In part, there’s also a problem with a shortage of gates at some airports and a lack of people in the control tower. The issue is always whether returning an airplane to a gate will disrupt the operation of the airport. Since the fine falls disproportionately on the airlines, there’s possible unfairness but, so far, passengers holding both full-price and cheap air tickets are winning.

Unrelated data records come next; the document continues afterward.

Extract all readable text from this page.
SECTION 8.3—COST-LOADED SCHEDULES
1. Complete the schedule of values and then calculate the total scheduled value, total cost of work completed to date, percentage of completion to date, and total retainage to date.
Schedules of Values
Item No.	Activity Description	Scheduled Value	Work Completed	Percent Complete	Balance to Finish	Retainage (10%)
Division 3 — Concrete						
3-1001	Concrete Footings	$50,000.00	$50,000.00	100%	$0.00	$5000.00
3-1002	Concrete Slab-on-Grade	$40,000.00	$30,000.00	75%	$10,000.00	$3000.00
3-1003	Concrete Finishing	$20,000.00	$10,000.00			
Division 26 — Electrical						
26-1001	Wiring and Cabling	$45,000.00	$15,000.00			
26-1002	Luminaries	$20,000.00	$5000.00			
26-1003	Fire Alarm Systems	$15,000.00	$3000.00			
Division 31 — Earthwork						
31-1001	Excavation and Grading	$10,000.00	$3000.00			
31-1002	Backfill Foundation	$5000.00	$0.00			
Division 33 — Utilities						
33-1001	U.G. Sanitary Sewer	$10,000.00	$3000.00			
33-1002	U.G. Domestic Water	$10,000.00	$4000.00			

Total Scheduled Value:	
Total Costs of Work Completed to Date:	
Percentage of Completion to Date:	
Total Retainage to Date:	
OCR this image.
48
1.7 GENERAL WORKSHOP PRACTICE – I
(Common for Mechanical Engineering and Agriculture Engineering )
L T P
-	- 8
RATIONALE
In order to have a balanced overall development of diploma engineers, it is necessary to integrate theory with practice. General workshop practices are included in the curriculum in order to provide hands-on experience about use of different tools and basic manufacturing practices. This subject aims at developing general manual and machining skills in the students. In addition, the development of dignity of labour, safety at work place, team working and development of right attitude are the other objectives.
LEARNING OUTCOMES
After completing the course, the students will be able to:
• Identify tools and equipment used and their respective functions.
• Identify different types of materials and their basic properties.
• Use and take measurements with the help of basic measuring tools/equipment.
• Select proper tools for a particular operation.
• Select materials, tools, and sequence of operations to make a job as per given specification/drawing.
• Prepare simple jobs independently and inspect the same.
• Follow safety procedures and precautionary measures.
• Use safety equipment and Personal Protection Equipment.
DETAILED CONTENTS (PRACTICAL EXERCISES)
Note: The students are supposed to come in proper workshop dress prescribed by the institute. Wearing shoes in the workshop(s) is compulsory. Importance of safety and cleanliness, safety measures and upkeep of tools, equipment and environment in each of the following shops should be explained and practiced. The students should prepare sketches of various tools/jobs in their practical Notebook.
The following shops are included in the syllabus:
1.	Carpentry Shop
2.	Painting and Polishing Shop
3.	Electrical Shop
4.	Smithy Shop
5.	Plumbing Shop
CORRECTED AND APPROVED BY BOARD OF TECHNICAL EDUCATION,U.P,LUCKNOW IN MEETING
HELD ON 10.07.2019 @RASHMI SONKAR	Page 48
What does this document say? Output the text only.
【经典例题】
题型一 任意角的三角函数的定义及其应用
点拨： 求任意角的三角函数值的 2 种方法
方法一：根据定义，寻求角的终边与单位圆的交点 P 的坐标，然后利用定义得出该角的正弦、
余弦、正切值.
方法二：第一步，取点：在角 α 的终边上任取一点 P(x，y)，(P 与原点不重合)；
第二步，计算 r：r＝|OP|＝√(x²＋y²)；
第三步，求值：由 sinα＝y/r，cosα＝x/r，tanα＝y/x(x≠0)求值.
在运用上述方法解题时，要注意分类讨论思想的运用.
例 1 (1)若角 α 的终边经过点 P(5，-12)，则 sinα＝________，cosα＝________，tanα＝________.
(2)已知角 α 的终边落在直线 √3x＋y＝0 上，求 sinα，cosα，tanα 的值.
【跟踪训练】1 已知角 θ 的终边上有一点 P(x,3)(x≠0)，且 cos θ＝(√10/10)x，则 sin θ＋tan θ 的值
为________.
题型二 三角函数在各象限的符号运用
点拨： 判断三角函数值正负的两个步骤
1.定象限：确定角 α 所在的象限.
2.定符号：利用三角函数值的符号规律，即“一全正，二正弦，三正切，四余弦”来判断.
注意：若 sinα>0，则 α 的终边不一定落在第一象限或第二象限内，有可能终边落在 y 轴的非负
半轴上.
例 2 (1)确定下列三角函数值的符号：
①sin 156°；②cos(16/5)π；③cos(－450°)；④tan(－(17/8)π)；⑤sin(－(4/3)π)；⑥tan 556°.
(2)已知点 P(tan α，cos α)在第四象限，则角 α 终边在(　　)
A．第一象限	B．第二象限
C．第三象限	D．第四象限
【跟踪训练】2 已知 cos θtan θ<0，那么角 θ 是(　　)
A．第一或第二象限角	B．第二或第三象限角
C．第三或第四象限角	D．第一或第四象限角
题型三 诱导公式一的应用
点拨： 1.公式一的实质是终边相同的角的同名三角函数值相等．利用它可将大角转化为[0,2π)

Looking at passenger protections on airlines and cheap air tickets

A series of new regulations designed to offer airline passengers a greater level of protection were introduced by the US Department of Transport back in 2011. The intention is to improve the level of service actually delivered at airports and to achieve a better level of transparency on fares before you book. This is a brief summary of the new protections:

1. Lost baggage

The airline is required to refund the carriage charge fee, and must hold that reduced fee on any continuing or return flights should a bag be lost. Compensation is also to be paid. Although this is not intended as a substitute for you carrying travel insurance, basic losses should be covered immediately when loss or damage is obvious. Compensation remains payable even if the bag is not lost but merely delayed.

2. Bumping

Despite the best efforts of regulators around the world, airlines continue to overbook, particularly when cheap air tickets are held. The new rules double the amount of compensation payable if you are denied a flight. If you cannot be delivered to your intended destination within two hours of the scheduled time, you’re entitled to compensation of double the face value of the ticket up to a maximum $650 per ticket. But if the delay is longer, you’re entitled to four times the face value of the ticket up to a maximum of $1,300 per ticket. These compensation amounts will be adjusted to stay in line with inflation every two years.

3. Transparency

All airlines must list all the applicable charges on their websites for handling bags, providing meals, and so on. All government fees and taxes must be included in the ticket prices collected. Unless the government fees and taxes rise, the prices cannot be increased after you pay.

4. Reservations

If you make a reservation for full-price or cheap air tickets, the quoted prices must be held for at least 24 hours. If you decide to cancel, the airline is not allowed to impose a penalty.

There was no variation of the tarmac delay rules. Secretary LaHood has been satisfied by the improvement in airline’s performance although the new rules do require more disclosure on delays and cancellations to improve monitoring of the airlines.